Goslar: Juristen für härtere Sanktionen
Auch der 54. Deutsche Verkehrsgerichtstag blieb im Trend: Fast traditionell hörte man die Forderung nach strengeren Sanktionen. Und statt konkreten Vorschlägen blieb es mal wieder bei teilweise unausgegorenen Empfehlungen an die Politik
Gleich zwei Arbeitskreise befassten sich mit dem Thema Alkohol am Steuer. Einmal ging es um die Blutprobe bei Alkohol-Verdacht. Eine solche körperliche Untersuchung, also die Entnahme einer Blutprobe durch einen Arzt, ist ohne Einwilligung des Beschuldigten nur zulässig, wenn kein Nachteil für seine Gesundheit zu befürchten ist. Doch die Anordnung steht dem Richter (bei Gefährdung des Untersuchungserfolges durch Verzögerung auch der Staatsanwaltschaft und ihren Ermittlungspersonen) zu. Dieser sogenannte Richtervorbehalt (§ 81 a Abs. 2 StPO) soll entfallen, - künftig soll ein Staatsanwalt dafür die Kompetenz haben.

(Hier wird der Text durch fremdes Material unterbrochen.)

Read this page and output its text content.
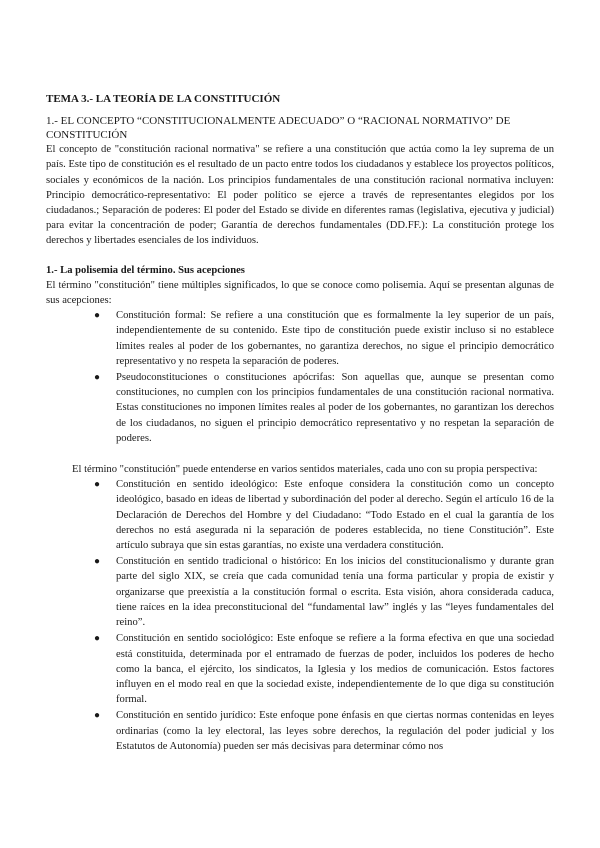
TEMA 3.- LA TEORÍA DE LA CONSTITUCIÓN
1.- EL CONCEPTO “CONSTITUCIONALMENTE ADECUADO” O “RACIONAL NORMATIVO” DE CONSTITUCIÓN

El concepto de "constitución racional normativa" se refiere a una constitución que actúa como la ley suprema de un país. Este tipo de constitución es el resultado de un pacto entre todos los ciudadanos y establece los proyectos políticos, sociales y económicos de la nación. Los principios fundamentales de una constitución racional normativa incluyen: Principio democrático-representativo: El poder político se ejerce a través de representantes elegidos por los ciudadanos.; Separación de poderes: El poder del Estado se divide en diferentes ramas (legislativa, ejecutiva y judicial) para evitar la concentración de poder; Garantía de derechos fundamentales (DD.FF.): La constitución protege los derechos y libertades esenciales de los individuos.

1.- La polisemia del término. Sus acepciones

El término "constitución" tiene múltiples significados, lo que se conoce como polisemia. Aquí se presentan algunas de sus acepciones:

● Constitución formal: Se refiere a una constitución que es formalmente la ley superior de un país, independientemente de su contenido. Este tipo de constitución puede existir incluso si no establece límites reales al poder de los gobernantes, no garantiza derechos, no sigue el principio democrático representativo y no respeta la separación de poderes.
● Pseudoconstituciones o constituciones apócrifas: Son aquellas que, aunque se presentan como constituciones, no cumplen con los principios fundamentales de una constitución racional normativa. Estas constituciones no imponen límites reales al poder de los gobernantes, no garantizan los derechos de los ciudadanos, no siguen el principio democrático representativo y no respetan la separación de poderes.

El término "constitución" puede entenderse en varios sentidos materiales, cada uno con su propia perspectiva:

● Constitución en sentido ideológico: Este enfoque considera la constitución como un concepto ideológico, basado en ideas de libertad y subordinación del poder al derecho. Según el artículo 16 de la Declaración de Derechos del Hombre y del Ciudadano: “Todo Estado en el cual la garantía de los derechos no está asegurada ni la separación de poderes establecida, no tiene Constitución”. Este artículo subraya que sin estas garantías, no existe una verdadera constitución.
● Constitución en sentido tradicional o histórico: En los inicios del constitucionalismo y durante gran parte del siglo XIX, se creía que cada comunidad tenía una forma particular y propia de existir y organizarse que preexistía a la constitución formal o escrita. Esta visión, ahora considerada caduca, tiene raíces en la idea preconstitucional del “fundamental law” inglés y las “leyes fundamentales del reino”.
● Constitución en sentido sociológico: Este enfoque se refiere a la forma efectiva en que una sociedad está constituida, determinada por el entramado de fuerzas de poder, incluidos los poderes de hecho como la banca, el ejército, los sindicatos, la Iglesia y los medios de comunicación. Estos factores influyen en el modo real en que la sociedad existe, independientemente de lo que diga su constitución formal.
● Constitución en sentido jurídico: Este enfoque pone énfasis en que ciertas normas contenidas en leyes ordinarias (como la ley electoral, las leyes sobre derechos, la regulación del poder judicial y los Estatutos de Autonomía) pueden ser más decisivas para determinar cómo nos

Nach derzeitiger Rechtslage ist ab einem „gepusteten“ Atemalkoholwert von 1,1 Promille eine Blutprobe notwendig. Die Atemalkoholanalyse reicht nur bei niedrigeren Promille-Werten als alleiniges Beweismittel aus.
Vor allem Vertreter der Polizei hatten sich für die Abschaffung der Blutprobe auch bei Werten über 1,1 Promille ausgesprochen, was schon 2009 in Goslar mehrheitlich abgelehnt worden war. Die Bundesregierung hingegen beabsichtigt, eine Rechtsgrundlage für die forensische Verwertbarkeit der Atemalkoholanalyse im Strafverfahren zu schaffen. Das steht im Koalitionsvertrag. Jetzt wurde die Bundesregierung aufgefordert, weitere Forschungsvorhaben zu diesem Themenkomplex und auch zur Entwicklung modernerer Messmethoden in Auftrag geben. Elektronische Atemschnüffler, die die Zündung blockieren und somit das Auto streiken lassen, werden nicht als Alternative zu Begutachtung der Fahreignung angesehen.
Weitaus größere und direktere Folgen können die Empfehlungen des Arbeitskreises 2 nach sich ziehen. Weil in einzelnen Bundesländern eine Medizinisch-Psychologische Untersuchung (MPU) erst ab festgestellten 1,6 Promille angeordnet wird, in anderen aber schon ab 1,1 Promille, wurde jetzt gefordert, den § 13 der Fahrerlaubnisverordnung zu reformieren und anzugleichen - also den Grenzwert von 1,1 Promille verbindlich vorzuschreiben.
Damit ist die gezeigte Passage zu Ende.